Psalms 98
NumBiblePsalms 98:1-9
God with man. A psalm. The ninety-eighth psalm, like the ninety-sixth, calls for the new song; and the close of it is also very similar. But the salvation He has wrought, and His remembrance of His people Israel are here before us, and the praise exhorted to is correspondingly more distinctly from (though not confined to) Israel themselves. The same thing is true of the next psalm, as compared with the ninety-seventh, though not so fully; and the verses of the present two psalms are nine each, as those of the former two are thirteen. This is not accident, although its meaning may not be clear to us.
- The new song itself -the material of it -is, in the first section. Jehovah has done wonderful things, -deeds of power by which He has wrought salvation. This has spoken for Him among the nations, and manifested His righteousness: He has remembered His loving-kindness and truth toward the house of Israel, and the ends of the earth have seen His salvation.
- The praise for this is heard in widening circles. In this section Israel is in view; in the next, the world and all the dwellers in it. Yet in the three verses here, the order is reversed, and begins with the people of the whole land; then the Levite chorus; and then; as indicated by the trumpets and the presence of the divine King, the priestly innermost circle. Jehovah is their King, and the accompaniment is heard with Israel’s praise.
- The full praise joins together the sea and the stable land; then the ministries of blessing, for which the rivers and the hills, their sources, seem both to stand. The rivers are manifestly this, the types of refreshment, which the hills distribute.

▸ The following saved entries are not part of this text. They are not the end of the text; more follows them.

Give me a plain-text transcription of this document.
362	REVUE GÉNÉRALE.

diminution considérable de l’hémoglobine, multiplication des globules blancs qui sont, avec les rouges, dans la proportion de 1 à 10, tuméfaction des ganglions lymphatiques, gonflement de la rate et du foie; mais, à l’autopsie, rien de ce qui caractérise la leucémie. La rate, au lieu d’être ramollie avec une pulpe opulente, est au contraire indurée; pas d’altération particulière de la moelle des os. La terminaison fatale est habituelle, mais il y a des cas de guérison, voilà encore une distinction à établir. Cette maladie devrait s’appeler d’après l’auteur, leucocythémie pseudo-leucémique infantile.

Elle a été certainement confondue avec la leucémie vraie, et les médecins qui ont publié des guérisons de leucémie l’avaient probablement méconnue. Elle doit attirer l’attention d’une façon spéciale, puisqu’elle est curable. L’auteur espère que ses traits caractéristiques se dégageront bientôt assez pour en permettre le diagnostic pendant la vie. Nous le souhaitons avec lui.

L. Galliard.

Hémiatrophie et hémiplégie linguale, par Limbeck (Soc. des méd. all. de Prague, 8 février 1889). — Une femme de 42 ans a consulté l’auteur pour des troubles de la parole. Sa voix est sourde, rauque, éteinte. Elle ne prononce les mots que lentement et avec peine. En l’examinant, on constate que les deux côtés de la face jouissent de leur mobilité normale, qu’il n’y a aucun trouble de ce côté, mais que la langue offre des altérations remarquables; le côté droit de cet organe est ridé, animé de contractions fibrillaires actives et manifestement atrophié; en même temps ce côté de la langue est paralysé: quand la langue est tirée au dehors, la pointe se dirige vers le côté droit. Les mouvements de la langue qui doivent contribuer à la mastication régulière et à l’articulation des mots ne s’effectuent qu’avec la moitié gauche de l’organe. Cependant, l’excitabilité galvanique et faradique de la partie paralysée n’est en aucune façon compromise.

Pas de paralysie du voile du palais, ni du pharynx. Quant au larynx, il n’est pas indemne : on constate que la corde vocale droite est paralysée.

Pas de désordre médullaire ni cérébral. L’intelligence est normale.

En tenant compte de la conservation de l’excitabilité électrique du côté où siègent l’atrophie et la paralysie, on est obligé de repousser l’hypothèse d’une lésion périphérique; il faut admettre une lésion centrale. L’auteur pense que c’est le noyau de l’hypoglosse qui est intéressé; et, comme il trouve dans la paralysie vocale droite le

One cannot help thinking of the waters flowing from the temple-throne in the Jerusalem to be on earth: the type of those in the New Jerusalem above; the “hills” speaking elsewhere also of authorities, and as ministering blessing thus (in Psalms 72:3). The last verse reminds us once more of that supreme rule in righteousness which is the great ministry, and from which the other ministries derive their being. All these, like the cherubim of the throne, celebrate Him from whom they have their origin; and proclaim His goodness who has come once more into a world which is His own. Man is with God, and in fullness of blessing.